Bathurst East-Nepisiguit-Saint-Isidore (Bathurst-Est-Nepisiguit-Saint-Isidore) was a provincial electoral district for the Legislative Assembly of New Brunswick, Canada. It was first contested in the 2014 general election, and it was created in the 2013 redistribution of electoral boundaries, largely by combining the ridings of Nepisiguit and Centre-Péninsule-Saint-Sauveur with the eastern half of the electoral district of Bathurst, and a small section of Caraquet.

The district included the city of Bathurst east of the Middle River, and several communities in the northwestern extremes of the Acadian Peninsula.

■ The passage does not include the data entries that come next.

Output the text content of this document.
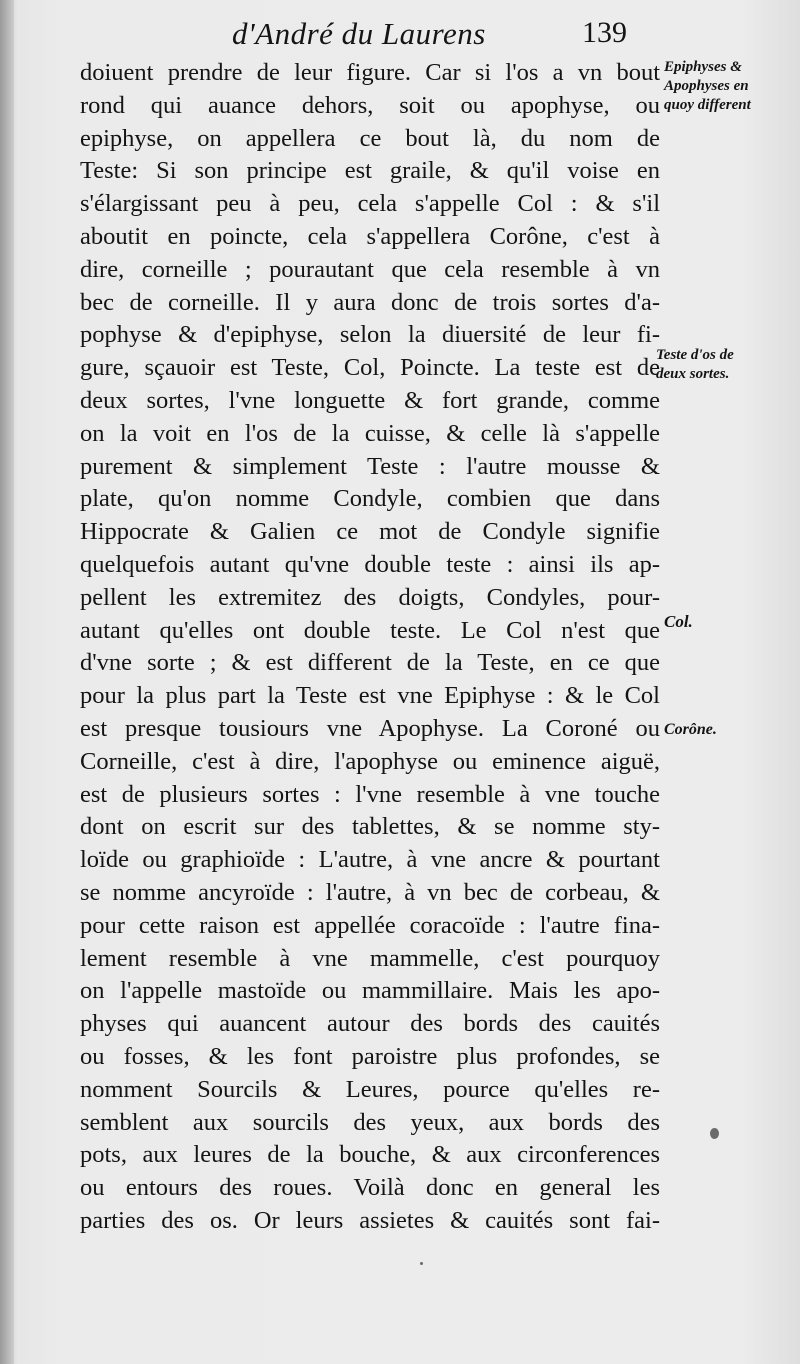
d'André du Laurens	139
doiuent prendre de leur figure. Car si l'os a vn bout
rond qui auance dehors, soit ou apophyse, ou
epiphyse, on appellera ce bout là, du nom de
Teste: Si son principe est graile, & qu'il voise en
s'élargissant peu à peu, cela s'appelle Col : & s'il
aboutit en poincte, cela s'appellera Corône, c'est à
dire, corneille ; pourautant que cela resemble à vn
bec de corneille. Il y aura donc de trois sortes d'a-
pophyse & d'epiphyse, selon la diuersité de leur fi-
gure, sçauoir est Teste, Col, Poincte. La teste est de
deux sortes, l'vne longuette & fort grande, comme
on la voit en l'os de la cuisse, & celle là s'appelle
purement & simplement Teste : l'autre mousse &
plate, qu'on nomme Condyle, combien que dans
Hippocrate & Galien ce mot de Condyle signifie
quelquefois autant qu'vne double teste : ainsi ils ap-
pellent les extremitez des doigts, Condyles, pour-
autant qu'elles ont double teste. Le Col n'est que
d'vne sorte ; & est different de la Teste, en ce que
pour la plus part la Teste est vne Epiphyse : & le Col
est presque tousiours vne Apophyse. La Coroné ou
Corneille, c'est à dire, l'apophyse ou eminence aiguë,
est de plusieurs sortes : l'vne resemble à vne touche
dont on escrit sur des tablettes, & se nomme sty-
loïde ou graphioïde : L'autre, à vne ancre & pourtant
se nomme ancyroïde : l'autre, à vn bec de corbeau, &
pour cette raison est appellée coracoïde : l'autre fina-
lement resemble à vne mammelle, c'est pourquoy
on l'appelle mastoïde ou mammillaire. Mais les apo-
physes qui auancent autour des bords des cauités
ou fosses, & les font paroistre plus profondes, se
nomment Sourcils & Leures, pource qu'elles re-
semblent aux sourcils des yeux, aux bords des
pots, aux leures de la bouche, & aux circonferences
ou entours des roues. Voilà donc en general les
parties des os. Or leurs assietes & cauités sont fai-
Epiphyses &
Apophyses en
quoy different
Teste d'os de
deux sortes.
Col.
Corône.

==Members of the Legislative Assembly==

Assembly: Years; Member; Party
Riding created from Centre-Péninsule-Saint-Sauveur, Nepisiguit, Bathurst and Caraquet
58th: 2014–2018; Denis Landry; Liberal
59th: 2018–2020
60th: 2020–2022
2023–2024: Susan Holt
Riding dissolved into Hautes-Terres-Nepisiguit, Bathurst and Tracadie

== Election results ==

New Brunswick provincial by-election, April 24, 2023 Resignation of Denis Landry to run for mayor of Hautes-Terres
| Party | Candidate | Votes | % | ±% |
|  | Liberal | Susan Holt | 2,343 | 58.85 | -4.91 |
|  | Green | Serge Brideau | 1,411 | 35.44 | +23.22 |
|  | New Democratic | Alex White | 227 | 5.70 |  |
| Total valid votes |  |  | 3,981 | 99.30 |
| Total rejected ballots |  |  | 28 | 0.70 | +0.29 |
| Turnout |  |  | 4,009 | 37.59 | -23.01 |
| Eligible voters |  |  | 10,666 |
|  | Liberal hold |  | Swing |  | -14.06 |
Source: Elections New Brunswick

2020 New Brunswick general election
| Party | Candidate | Votes | % | ±% |
|  | Liberal | Denis Landry | 4,163 | 63.76 | +11.97 |
|  | Progressive Conservative | Amanda Keast | 1,568 | 24.02 | +11.50 |
|  | Green | Robert Kryszko | 798 | 12.22 | +6.08 |
| Total valid votes |  |  | 6,529 | 99.59 |
| Total rejected ballots |  |  | 27 | 0.41 | -0.21 |
| Turnout |  |  | 6,556 | 60.60 | -2.93 |
| Eligible voters |  |  | 10,819 |
|  | Liberal hold |  | Swing |  | +0.24 |
Source: Elections New Brunswick

2018 New Brunswick general election
| Party | Candidate | Votes | % | ±% |
|  | Liberal | Denis Landry | 3,550 | 51.79 | -9.77 |
|  | New Democratic | Jean Maurice Landry | 2,026 | 29.56 | +21.79 |
|  | Progressive Conservative | Michelle Branch | 858 | 12.52 | -13.80 |
|  | Green | Robert Kryszko | 421 | 6.14 | +1.78 |
| Total valid votes |  |  | 6,855 | 99.38 |
| Total rejected ballots |  |  | 43 | 0.62 | +0.17 |
| Turnout |  |  | 6,898 | 63.52 | -0.19 |
| Eligible voters |  |  | 10,859 |
|  | Liberal hold |  | Swing |  | -15.78 |

2014 New Brunswick general election
| Party | Candidate | Votes | % |
|  | Liberal | Denis Landry | 4,431 | 61.56 |
|  | Progressive Conservative | Ryan Riordon | 1,894 | 26.31 |
|  | New Democratic | Benjamin Kalenda | 559 | 7.77 |
|  | Green | Gerry J. Aubie | 314 | 4.36 |
| Total valid votes |  |  | 7,198 | 99.54 |
| Total rejected ballots |  |  | 33 | 0.46 |
| Turnout |  |  | 7,231 | 63.71 |
| Eligible voters |  |  | 11,349 |
This riding was created from parts of Centre-Péninsule-Saint-Sauveur, Nepisiguit, Bathurst and Caraquet, which elected three Liberals and one Progressive Conservative (Nepisiguit) in the previous election. Denis Landry was the incumbent from Centre-Péninsule-Saint-Sauveur, and Ryan Riordon was the incumbent from Nepisiguit.